Not only has the city been ravaged; it’s been estranged and made foreign. Ningal mourns that it is no longer the same city or her home. “Woe is me, where can I sit, where can I stand?… I am sitting as if a stranger with head high in a strange city.” She, like her people, is homeless in the double sense of having no shelter and her home no longer existing on the earth.

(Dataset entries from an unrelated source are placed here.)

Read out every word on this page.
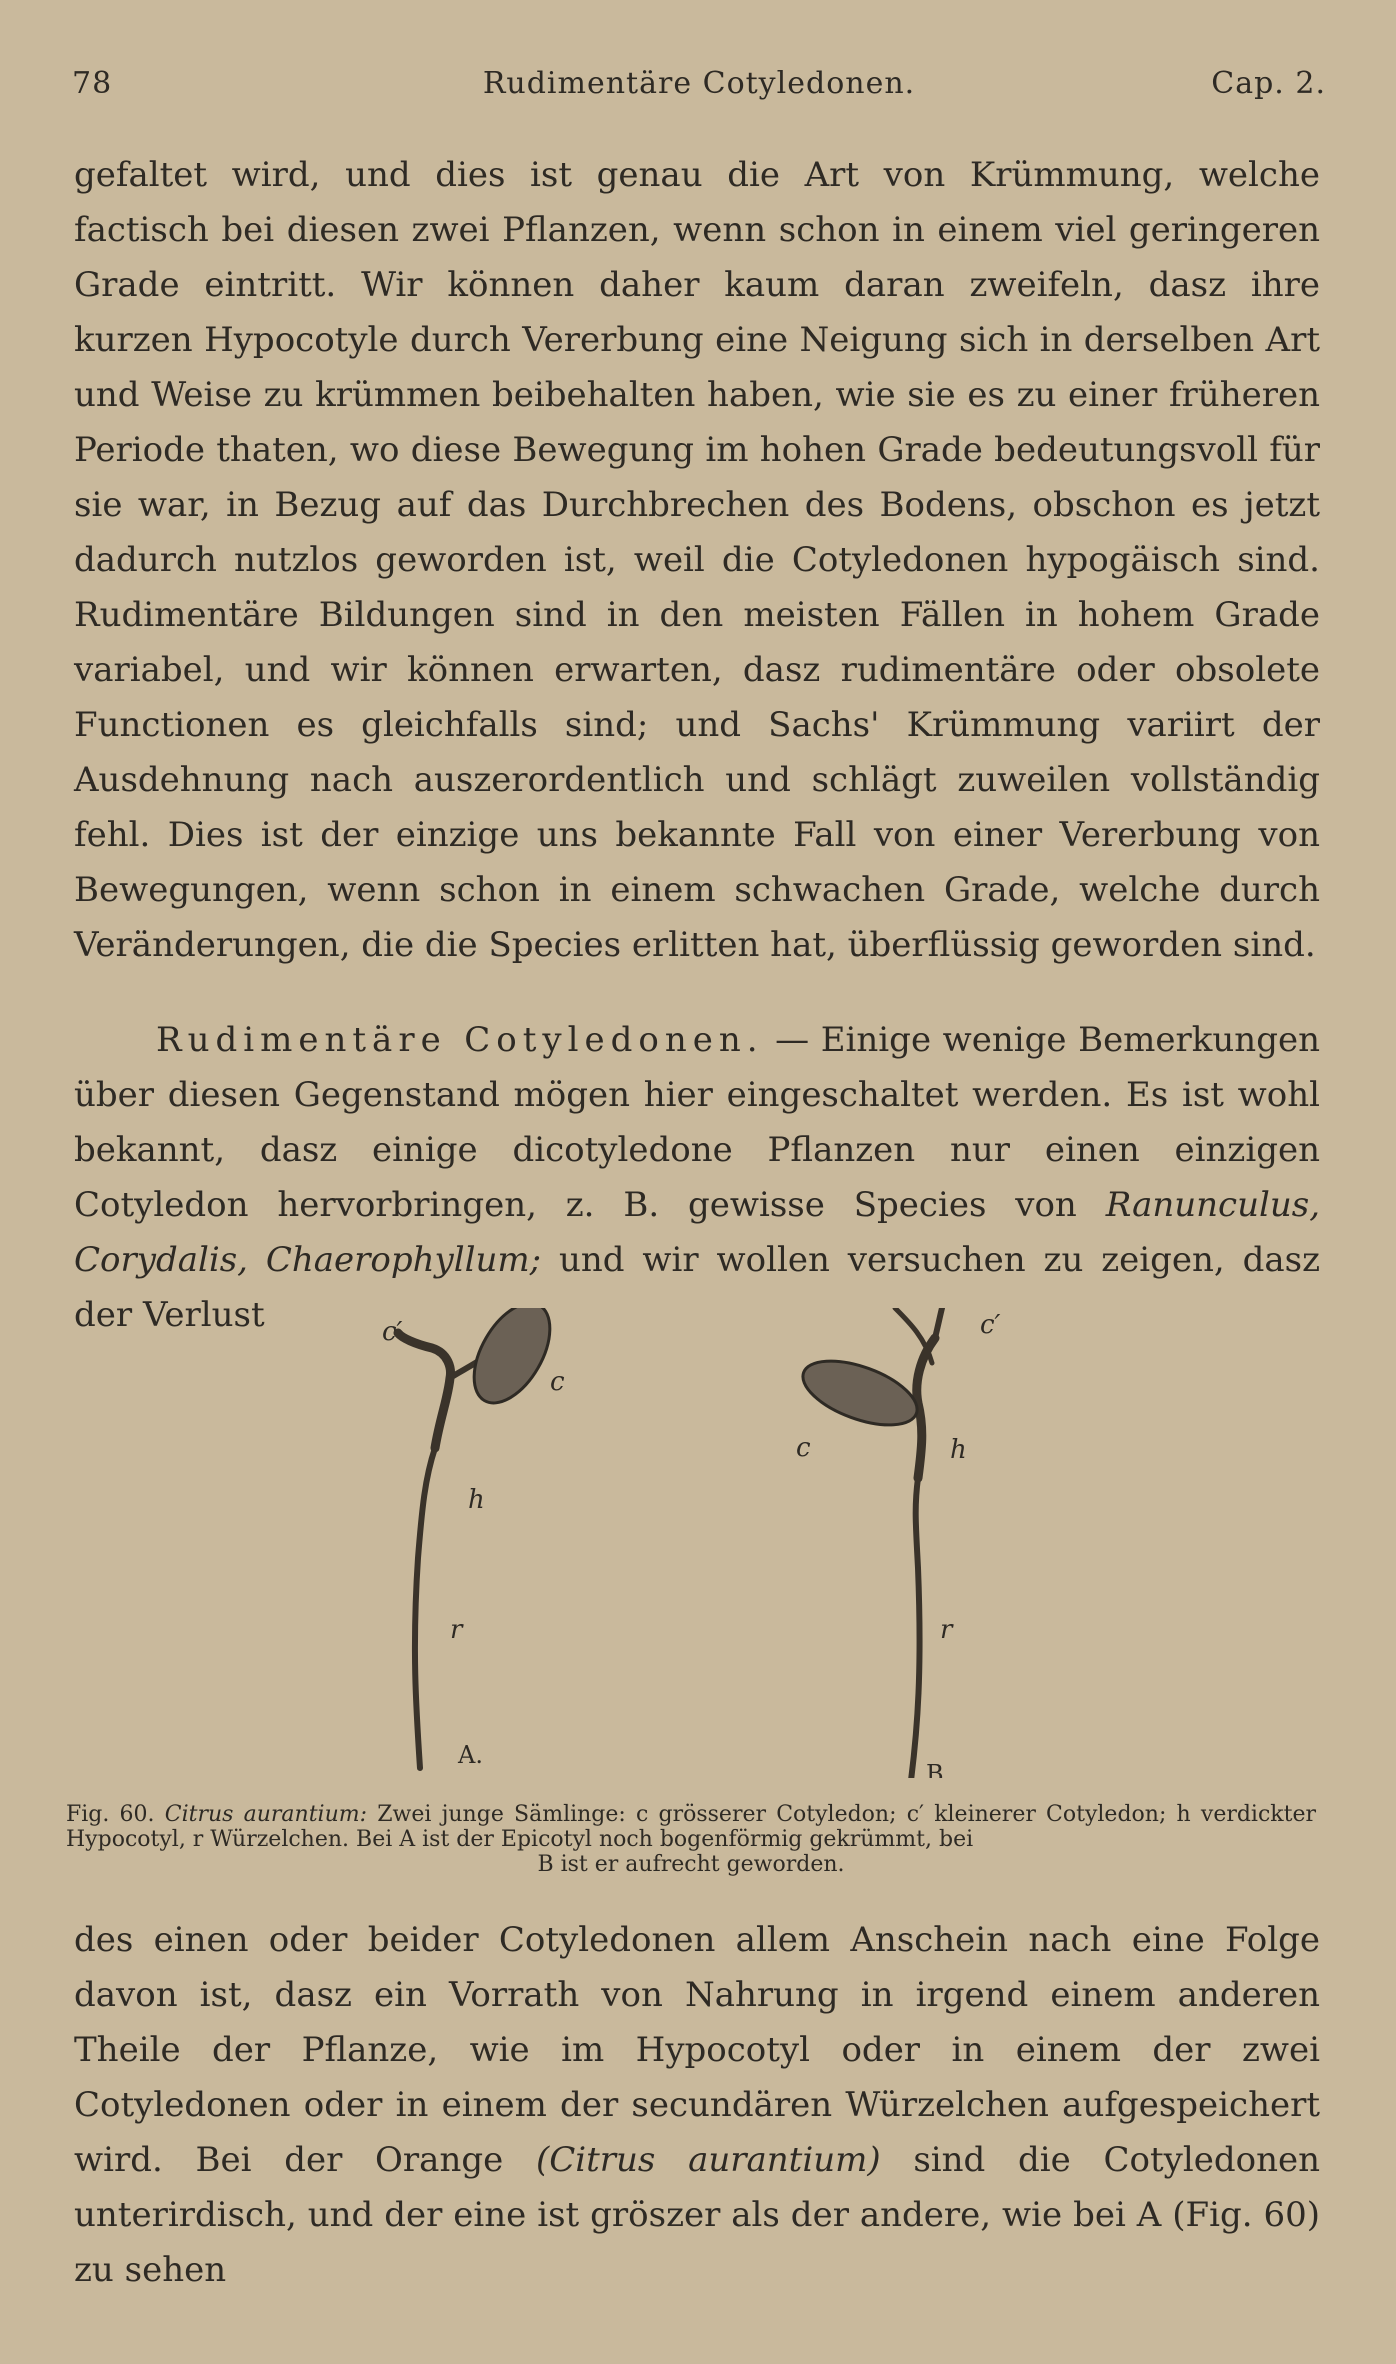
78	Rudimentäre Cotyledonen.	Cap. 2.

gefaltet wird, und dies ist genau die Art von Krümmung, welche factisch bei diesen zwei Pflanzen, wenn schon in einem viel geringeren Grade eintritt. Wir können daher kaum daran zweifeln, dasz ihre kurzen Hypocotyle durch Vererbung eine Neigung sich in derselben Art und Weise zu krümmen beibehalten haben, wie sie es zu einer früheren Periode thaten, wo diese Bewegung im hohen Grade bedeutungsvoll für sie war, in Bezug auf das Durchbrechen des Bodens, obschon es jetzt dadurch nutzlos geworden ist, weil die Cotyledonen hypogäisch sind. Rudimentäre Bildungen sind in den meisten Fällen in hohem Grade variabel, und wir können erwarten, dasz rudimentäre oder obsolete Functionen es gleichfalls sind; und Sachs' Krümmung variirt der Ausdehnung nach auszerordentlich und schlägt zuweilen vollständig fehl. Dies ist der einzige uns bekannte Fall von einer Vererbung von Bewegungen, wenn schon in einem schwachen Grade, welche durch Veränderungen, die die Species erlitten hat, überflüssig geworden sind.

Rudimentäre Cotyledonen. — Einige wenige Bemerkungen über diesen Gegenstand mögen hier eingeschaltet werden. Es ist wohl bekannt, dasz einige dicotyledone Pflanzen nur einen einzigen Cotyledon hervorbringen, z. B. gewisse Species von Ranunculus, Corydalis, Chaerophyllum; und wir wollen versuchen zu zeigen, dasz der Verlust	c′
c
h
r
c′
c	h
r
A.
B.
Fig. 60. Citrus aurantium: Zwei junge Sämlinge: c grösserer Cotyledon; c′ kleinerer Cotyledon; h verdickter Hypocotyl, r Würzelchen. Bei A ist der Epicotyl noch bogenförmig gekrümmt, bei
B ist er aufrecht geworden.

des einen oder beider Cotyledonen allem Anschein nach eine Folge davon ist, dasz ein Vorrath von Nahrung in irgend einem anderen Theile der Pflanze, wie im Hypocotyl oder in einem der zwei Cotyledonen oder in einem der secundären Würzelchen aufgespeichert wird. Bei der Orange (Citrus aurantium) sind die Cotyledonen unterirdisch, und der eine ist gröszer als der andere, wie bei A (Fig. 60) zu sehen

She has literally been alienated from this land.
In the most powerful passages of the poem, she is asked repeatedly “How do you exist?” and “How long will this last?” the questions anyone who has been through deep suffering and trauma has asked themselves, and certainly any people who have been devastated by war and invasion.
The last sections refer to the storm as fate and death, certainly, but also the storm of war: “The storm which knows no mother, the storm which knows no father, the storm which knows no wife, the storm which knows no child, the storm which knows no sister, the storm which knows no brother, the storm which knows no neighbour, the storm which knows no female companion, the storm which caused the wife to be abandoned, which caused the child to be abandoned, the storm which caused the light in the Land to disappear…” It goes without saying that every invading army and every general would
Every invading army should reflect on these passages before unleashing that storm or inspiring future lamentations.